Genaro García Luna fue declarado culpable de los cinco delitos que se le imputaron. De esa manera se generó una verdad jurídica sólida: de acuerdo con el sistema de justicia de Estados Unidos, el exsecretario de Seguridad Pública conspiró para poseer, traficar y distribuir cocaína, participó en una empresa criminal continua y mintió en su declaración para solicitar la residencia en ese país.

También es cierto que la única evidencia presentada por la fiscalía fueron los 26 testimonios del mismo número de testigos llevados al estrado por los fiscales, quienes reconocieron que no presentaron ninguna otra prueba: fotografías, grabaciones, cuentas bancarias, propiedades, documentos, dinero en efectivo; nada. En la medida en que la ley de ese país da validez jurídica a las declaraciones bajo juramento de decir la verdad, los miembros del jurado llegaron a la conclusión de que la historia que les contaron a lo largo de cuatro semanas es cierta más allá de toda duda razonable.

Sin embargo, como se ha documentado en la prensa a lo largo del juicio, existen elementos para cuestionar las afirmaciones de los dos testigos principales. No pretendemos revisar testigo por testigo ni cuestionar todas y cada una de las mismas. Hay varios textos publicados que dan cuenta de las contradicciones y mentiras de los testigos (véanse los textos de Jorge Fernández Menéndez, Raymundo Riva Palacio y la relatoría del juicio hecha por Arturo Ángel, entre otros textos). Esas “inconsistencias” y la ausencia de evidencia dura que acompañe el resto de sus afirmaciones son suficientes para poner en duda que la verdad jurídica –García Luna culpable– corresponda con la verdad simple y dura de los hechos.

Además, hay otro aspecto del juicio, poco comentado, que consolida esa duda: la acusación de que Genaro García Luna continuó colaborando con el cartel de Sinaloa desde que abandonó su puesto en diciembre de 2012 hasta que fue detenido en 2019, no obstante que ya no tenía injerencia en el gobierno de Peña Nieto y ya no vivía en México. La única prueba de esa supuesta colaboración fue la siguiente afirmación de la fiscal Erin Reid: “La conspiración de García Luna tan sigue existiendo que el cartel de Sinaloa ahí está vivito y coleando”. De esa magnitud la falacia de la fiscalía. Valdría la pena preguntarles a los fiscales si el exsecretario de Seguridad aún colabora con ellos desde la cárcel, porque tres años después haber sido detenido, el cartel de Sinaloa aún goza de muy buena salud.

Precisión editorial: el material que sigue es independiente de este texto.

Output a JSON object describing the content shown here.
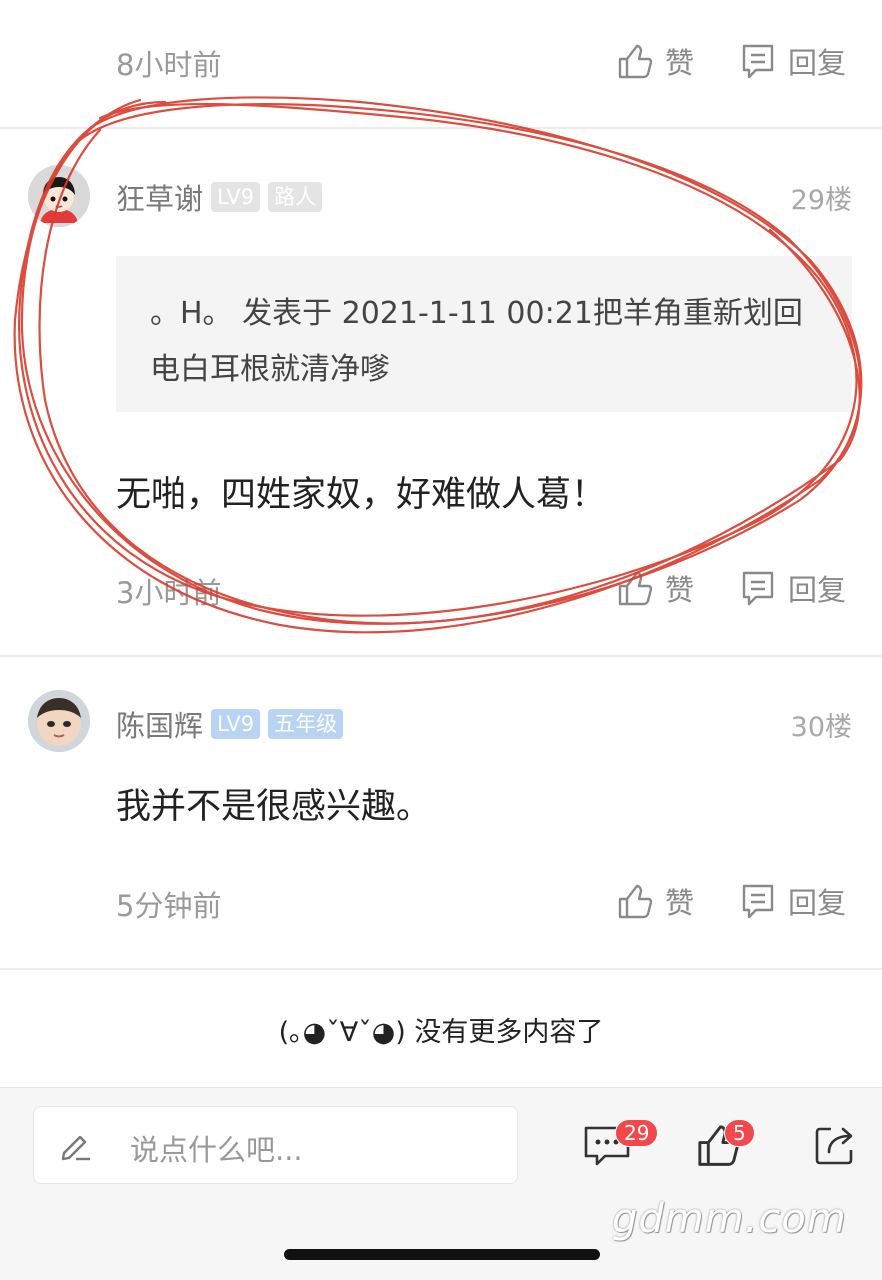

Pero se condenó a García Luna y su culpabilidad es una verdad jurídica que difícilmente se modificará. Por lo pronto, esa verdad jurídica tendrá severas consecuencias, mucho más negativas que lo que significan los años de cárcel que permanezca García Luna en la cárcel.

La fractura de la cooperación con EU

Con el desenlace del juicio contra Genaro García Luna aún en el aire, la administradora general de la DEA, Anne Milgram, pidió, en su comparecencia ante el Senado estadounidense, más cooperación de parte del gobierno mexicano en tres temas específicos: intercambio de información sobre decomisos de fentanilo y precursores químicos; operaciones conjuntas para desmantelar laboratorios clandestinos de fentanilo; y detenciones y extradiciones de presuntos narcotraficantes a Estados Unidos.

El tercer punto fue mencionado por Milgram en el contexto de una pregunta sobre el caso García Luna, el cual describió como “una investigación de la DEA”. Y no pareció reparar en la contradicción entre ese alarde y el reclamo a las autoridades mexicanas.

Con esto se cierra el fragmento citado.